California Apprenticeship Council to Require Green Technology Training
Some changes to the new training criteria that trades in California have made include plumbers adding geothermal and hydroponic solar water systems to their core training skills and electricians incorporating energy-efficient systems.
Starting next year, all construction apprentices in California will receive instruction on green building practices as a component of their training.
The California Apprenticeship Council (CAC) recently approved integration of environmental components into minimum industry training criteria for the building construction trades apprenticeship programs. The Department of Industrial Relations’ Division of Apprenticeship Standards (DIR/DAS) was instrumental in working with the 23 trades to create the criteria.

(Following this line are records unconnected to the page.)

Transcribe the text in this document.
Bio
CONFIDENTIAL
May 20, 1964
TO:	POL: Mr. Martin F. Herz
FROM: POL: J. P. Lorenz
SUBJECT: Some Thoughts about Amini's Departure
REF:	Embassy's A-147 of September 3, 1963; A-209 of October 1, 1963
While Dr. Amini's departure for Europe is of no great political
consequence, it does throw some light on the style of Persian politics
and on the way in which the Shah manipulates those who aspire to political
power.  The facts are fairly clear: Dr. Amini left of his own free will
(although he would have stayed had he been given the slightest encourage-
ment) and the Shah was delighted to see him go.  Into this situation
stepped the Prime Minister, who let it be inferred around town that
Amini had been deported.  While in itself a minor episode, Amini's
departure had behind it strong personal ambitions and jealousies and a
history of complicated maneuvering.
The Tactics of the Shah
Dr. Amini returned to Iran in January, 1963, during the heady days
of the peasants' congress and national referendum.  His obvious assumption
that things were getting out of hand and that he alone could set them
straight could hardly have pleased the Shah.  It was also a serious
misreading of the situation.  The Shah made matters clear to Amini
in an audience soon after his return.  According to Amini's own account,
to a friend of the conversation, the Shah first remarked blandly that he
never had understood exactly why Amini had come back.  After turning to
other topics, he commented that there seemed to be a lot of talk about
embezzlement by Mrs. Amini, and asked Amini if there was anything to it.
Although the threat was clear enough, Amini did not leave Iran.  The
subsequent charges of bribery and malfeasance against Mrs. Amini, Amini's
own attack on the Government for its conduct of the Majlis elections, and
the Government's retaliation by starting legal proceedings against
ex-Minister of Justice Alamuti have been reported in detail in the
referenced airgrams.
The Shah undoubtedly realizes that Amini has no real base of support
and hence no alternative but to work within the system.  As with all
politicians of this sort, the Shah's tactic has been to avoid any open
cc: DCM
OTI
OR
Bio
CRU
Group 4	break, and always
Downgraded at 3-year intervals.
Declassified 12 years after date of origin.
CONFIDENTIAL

“California is poised for success in the greening of commercial and residential construction,” said DIR Director John C. Duncan. “This move will help California’s workforce gain the skillset needed to satisfy green building standards.”
With the adoption of the new training criteria, apprenticeship programs in the building construction trades statewide will have one year to update their standards accordingly. The green guidelines for each industry must include a designated length of training, work processes of on-the-job training including recycling, reusing and preservation of resources, and competency testing.
Some changes to the new training criteria that trades in California have made include plumbers adding geothermal and hydroponic solar water systems to their core training skills, electricians incorporating energy-efficient systems, and eleven different occupations within the carpentry trade incorporating recycling and reuse practices. For a full list of trades and their minimum industry training criteria visit www.dir.ca.gov/das/mitc.htm.
DAS marked the approval of the green training criteria with an advance preview of the “I Built It – Green” video at a recent CAC meeting.
“The ‘I Built It – Green’ video highlights the need for green building practices as part of a comprehensive apprenticeship program in the construction trades, so it was appropriate that we screen it at today’s meeting,” Duncan said. “The video will be distributed to apprenticeship programs statewide as well as California construction businesses and associations.”
The California Apprenticeship Council issues regulations to carry out the intent of the state apprenticeship law and sets the general policy under which this program operates.